- 著者
-
安岡 孝一
- 出版者
- 京都大學人文科學研究所
- 雑誌
- 東方學報 (ISSN:03042448)
- 巻号頁・発行日
- vol.83, pp.349-360, 2008-09-25
This is a report of the proceedings of the research seminar "Constructing Kanji (漢字) Informatics", which was held from 2004 to 2008, coordinated by Yasuoka Koichi. The seminar started out with considering a hierarchical model for representing digital text using a model consisting of four layers as follows : image layer, text layer, syntax layer and semantic layer. To better understand the relationship of the image and text layer, we spent some time analyzing and trying to understand the rules for vertical layout of complex text in Japanese and other East Asian languages, including the handling of pronounciation guides (so called 'ruby') The next step was to invert the direction and try to identify characters on the image representation of a text, in the same way an optical character recognition program procededes.

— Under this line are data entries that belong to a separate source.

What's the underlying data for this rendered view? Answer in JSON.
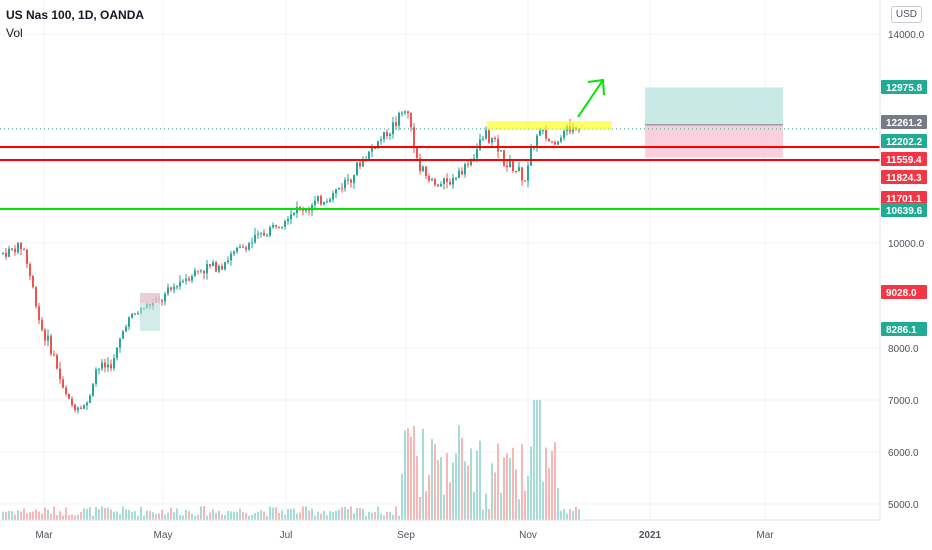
{
  "header": {
    "title": "US Nas 100, 1D, OANDA",
    "subtitle": "Vol"
  },
  "currency_button": "USD",
  "chart_data": {
    "type": "candlestick",
    "x_ticks": [
      "Mar",
      "May",
      "Jul",
      "Sep",
      "Nov",
      "2021",
      "Mar"
    ],
    "y_ticks": [
      "14000.0",
      "10000.0",
      "9028.0",
      "8000.0",
      "7000.0",
      "6000.0",
      "5000.0"
    ],
    "price_labels": [
      {
        "value": "12975.8",
        "color": "#22ab94"
      },
      {
        "value": "12261.2",
        "color": "#787b86"
      },
      {
        "value": "12202.2",
        "color": "#22ab94"
      },
      {
        "value": "11559.4",
        "color": "#f23645"
      },
      {
        "value": "11824.3",
        "color": "#f23645"
      },
      {
        "value": "11701.1",
        "color": "#f23645"
      },
      {
        "value": "10639.6",
        "color": "#22ab94"
      },
      {
        "value": "9028.0",
        "color": "#f23645"
      },
      {
        "value": "8286.1",
        "color": "#22ab94"
      }
    ],
    "horizontal_lines": [
      {
        "price": 11824.3,
        "color": "#ff0000"
      },
      {
        "price": 11559.4,
        "color": "#ff0000"
      },
      {
        "price": 10639.6,
        "color": "#00e600"
      }
    ],
    "colors": {
      "up": "#26a69a",
      "down": "#ef5350",
      "vol_up": "#a7dcd6",
      "vol_down": "#f7b7b4"
    }
  }
}
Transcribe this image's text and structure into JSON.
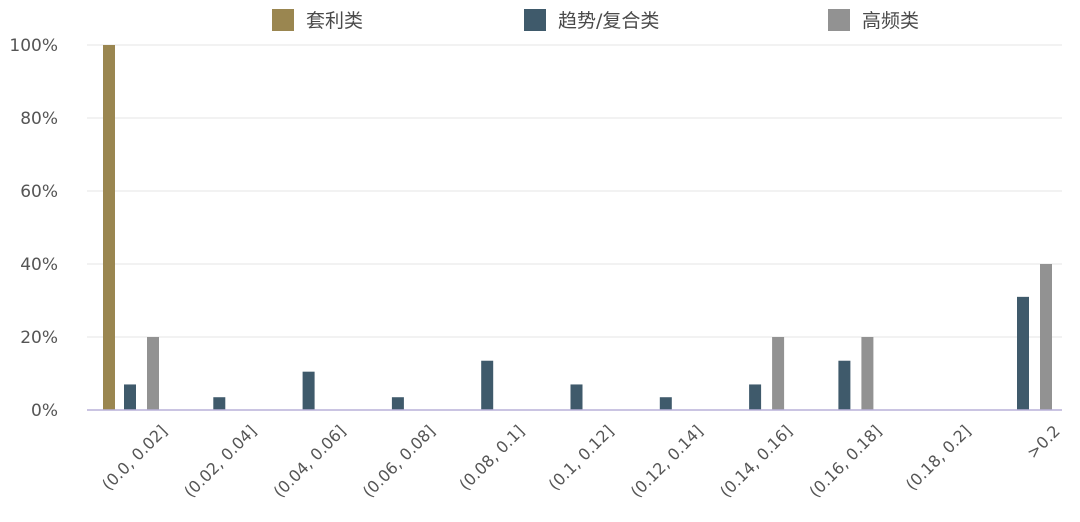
{
  "chart_data": {
    "type": "bar",
    "title": "",
    "xlabel": "",
    "ylabel": "",
    "ylim": [
      0,
      100
    ],
    "yticks": [
      "0%",
      "20%",
      "40%",
      "60%",
      "80%",
      "100%"
    ],
    "grid": true,
    "legend_position": "top",
    "categories": [
      "(0.0, 0.02]",
      "(0.02, 0.04]",
      "(0.04, 0.06]",
      "(0.06, 0.08]",
      "(0.08, 0.1]",
      "(0.1, 0.12]",
      "(0.12, 0.14]",
      "(0.14, 0.16]",
      "(0.16, 0.18]",
      "(0.18, 0.2]",
      ">0.2"
    ],
    "series": [
      {
        "name": "套利类",
        "color": "#9a8650",
        "values": [
          100,
          0,
          0,
          0,
          0,
          0,
          0,
          0,
          0,
          0,
          0
        ]
      },
      {
        "name": "趋势/复合类",
        "color": "#3f5a6b",
        "values": [
          7,
          3.5,
          10.5,
          3.5,
          13.5,
          7,
          3.5,
          7,
          13.5,
          0,
          31
        ]
      },
      {
        "name": "高频类",
        "color": "#929292",
        "values": [
          20,
          0,
          0,
          0,
          0,
          0,
          0,
          20,
          20,
          0,
          40
        ]
      }
    ]
  }
}
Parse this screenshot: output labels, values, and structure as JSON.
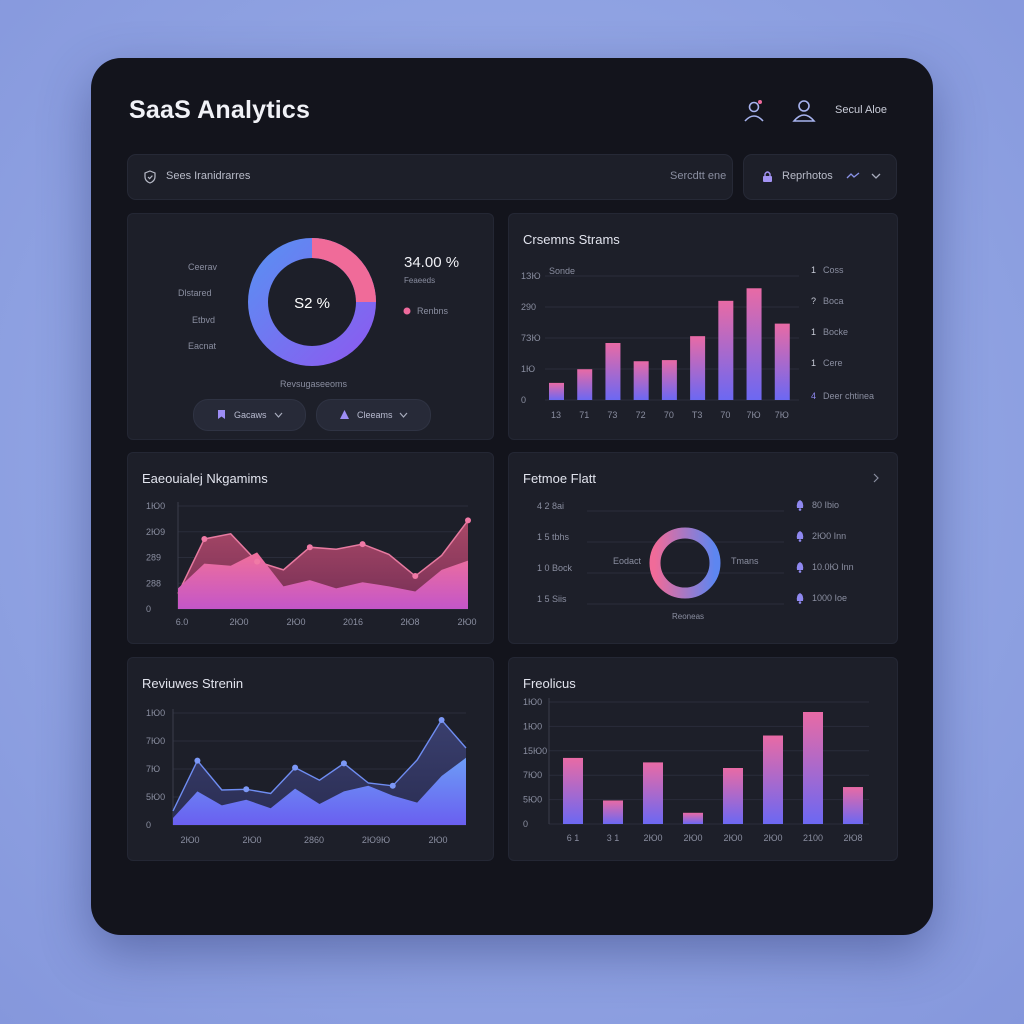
{
  "header": {
    "title": "SaaS Analytics",
    "user_label": "Secul Aloe",
    "icons": [
      "user-icon",
      "profile-icon"
    ]
  },
  "search": {
    "label": "Sees Iranidrarres",
    "action": "Sercdtt ene"
  },
  "filter": {
    "label": "Reprhotos"
  },
  "donut_card": {
    "center_value": "S2 %",
    "big_value": "34.00 %",
    "sub_label": "Feaeeds",
    "legend_label": "Renbns",
    "left_labels": [
      "Ceerav",
      "Dlstared",
      "Etbvd",
      "Eacnat"
    ],
    "caption": "Revsugaseeoms",
    "pill_1": "Gacaws",
    "pill_2": "Cleeams",
    "colors": {
      "pink": "#ee6a9c",
      "blue": "#5b78f0",
      "purple": "#7a5cf0"
    }
  },
  "customer_streams": {
    "title": "Crsemns Strams",
    "series_label": "Sonde",
    "y_ticks": [
      "1ЗЮ",
      "290",
      "7ЗЮ",
      "1Ю",
      "0"
    ],
    "x_ticks": [
      "13",
      "71",
      "73",
      "72",
      "70",
      "T3",
      "70",
      "7Ю",
      "7Ю"
    ],
    "right_legend": [
      {
        "num": "1",
        "label": "Coss"
      },
      {
        "num": "?",
        "label": "Boca"
      },
      {
        "num": "1",
        "label": "Bocke"
      },
      {
        "num": "1",
        "label": "Cere"
      },
      {
        "num": "4",
        "label": "Deer chtinea"
      }
    ],
    "chart_data": {
      "type": "bar",
      "values": [
        0.15,
        0.27,
        0.5,
        0.34,
        0.35,
        0.56,
        0.87,
        0.98,
        0.67
      ]
    }
  },
  "engagement": {
    "title": "Eaeouialej Nkgamims",
    "y_ticks": [
      "1Ю0",
      "2Ю9",
      "289",
      "288",
      "0"
    ],
    "x_ticks": [
      "6.0",
      "2Ю0",
      "2Ю0",
      "2016",
      "2Ю8",
      "2Ю0"
    ],
    "chart_data": {
      "type": "area",
      "x": [
        0,
        1,
        2,
        3,
        4,
        5,
        6,
        7,
        8,
        9,
        10,
        11
      ],
      "series": [
        {
          "values": [
            15,
            68,
            73,
            46,
            38,
            60,
            58,
            63,
            53,
            32,
            52,
            86
          ]
        },
        {
          "values": [
            20,
            44,
            42,
            55,
            22,
            28,
            20,
            26,
            22,
            17,
            38,
            47
          ]
        }
      ]
    }
  },
  "feature_flat": {
    "title": "Fetmoe Flatt",
    "left_rows": [
      "4 2 8ai",
      "1 5 tbhs",
      "1 0 Bock",
      "1 5 Siis"
    ],
    "left_label": "Eodact",
    "right_label": "Tmans",
    "caption": "Reoneas",
    "right_rows": [
      "80 Ibio",
      "2Ю0 Inn",
      "10.0Ю Inn",
      "1000 Ioe"
    ]
  },
  "revenue_streams": {
    "title": "Reviuwes Strenin",
    "y_ticks": [
      "1Ю0",
      "7Ю0",
      "7Ю",
      "5Ю0",
      "0"
    ],
    "x_ticks": [
      "2Ю0",
      "2Ю0",
      "2860",
      "2Ю9Ю",
      "2Ю0"
    ],
    "chart_data": {
      "type": "line",
      "x": [
        0,
        1,
        2,
        3,
        4,
        5,
        6,
        7,
        8,
        9,
        10,
        11,
        12
      ],
      "series": [
        {
          "values": [
            20,
            92,
            50,
            51,
            45,
            82,
            64,
            88,
            60,
            56,
            93,
            150,
            110
          ]
        },
        {
          "values": [
            10,
            48,
            28,
            36,
            24,
            52,
            30,
            48,
            56,
            42,
            32,
            70,
            96
          ]
        }
      ]
    }
  },
  "predictions": {
    "title": "Freolicus",
    "y_ticks": [
      "1Ю0",
      "1Ю0",
      "15Ю0",
      "7Ю0",
      "5Ю0",
      "0"
    ],
    "x_ticks": [
      "6 1",
      "3 1",
      "2Ю0",
      "2Ю0",
      "2Ю0",
      "2Ю0",
      "2100",
      "2Ю8"
    ],
    "chart_data": {
      "type": "bar",
      "values": [
        0.59,
        0.21,
        0.55,
        0.1,
        0.5,
        0.79,
        1.0,
        0.33
      ]
    }
  }
}
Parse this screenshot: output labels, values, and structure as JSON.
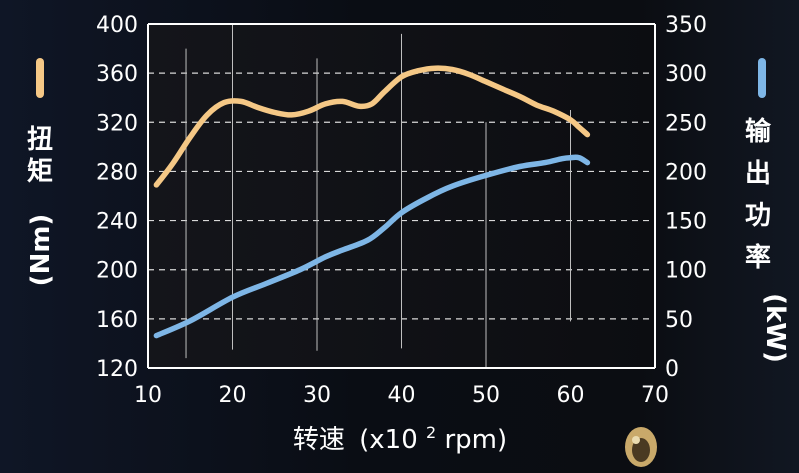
{
  "chart_data": {
    "type": "line",
    "x_label": "转速",
    "x_unit_prefix": "(x10",
    "x_unit_sup": "2",
    "x_unit_suffix": "rpm)",
    "xlim": [
      10,
      70
    ],
    "x_ticks": [
      "10",
      "20",
      "30",
      "40",
      "50",
      "60",
      "70"
    ],
    "y_left": {
      "label_chars": [
        "扭",
        "矩"
      ],
      "unit": "(Nm)",
      "lim": [
        120,
        400
      ],
      "ticks": [
        "400",
        "360",
        "320",
        "280",
        "240",
        "200",
        "160",
        "120"
      ]
    },
    "y_right": {
      "label_chars": [
        "输",
        "出",
        "功",
        "率"
      ],
      "unit": "(kW)",
      "lim": [
        0,
        350
      ],
      "ticks": [
        "350",
        "300",
        "250",
        "200",
        "150",
        "100",
        "50",
        "0"
      ]
    },
    "grid": {
      "horizontal": "dashed",
      "vertical": "sparse"
    },
    "colors": {
      "torque": "#f5c886",
      "power": "#7eb6e6",
      "axis": "#ffffff",
      "background": "#0b0e15"
    },
    "series": [
      {
        "axis": "left",
        "x": [
          11,
          13,
          15,
          17,
          19,
          21,
          23,
          25,
          27,
          29,
          31,
          33,
          35,
          36.5,
          38,
          40,
          42,
          44,
          46,
          48,
          50,
          52,
          54,
          56,
          58,
          60,
          61,
          62
        ],
        "y": [
          269,
          287,
          308,
          326,
          336,
          337,
          332,
          328,
          326,
          329,
          335,
          337,
          333,
          335,
          345,
          357,
          362,
          364,
          363,
          359,
          353,
          347,
          341,
          334,
          329,
          322,
          316,
          310
        ]
      },
      {
        "axis": "right",
        "x": [
          11,
          15,
          20,
          24,
          28,
          31,
          33,
          36,
          38,
          40,
          43,
          46,
          50,
          54,
          57,
          59,
          60,
          61,
          62
        ],
        "y": [
          33,
          48,
          72,
          86,
          100,
          113,
          120,
          130,
          143,
          158,
          173,
          185,
          196,
          205,
          209,
          213,
          214,
          214,
          209
        ]
      }
    ]
  }
}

This turned out to be not so easy, especially with stone rubbings that exhibit a irregular layout of the characters, but worked reasonably well for characters in a regular grid. In moving to the syntactic and semantic layer, the final topic for the seminar was to consider methods for adding punctuation marks (dots) to a Chinese text without any punctuation. After trying a number of different statistical approaches, like looking at characters that appear before or after punctuation dots in already punctuated texts, 2-grams, or even rhyme patterns it became evident that a purely statistical approach would not give the desired results, but that it was necessary to also to take grammatical relations into account. The most promising approach in this respect seemed to be use text with reading marks for kanbun, which do provide some basic grammatical annotation. It was therefore decided to devote a follow up seminar to the development of a corpus of kanbun annotated text that could be used as training and test material for morphological and syntactical parsers.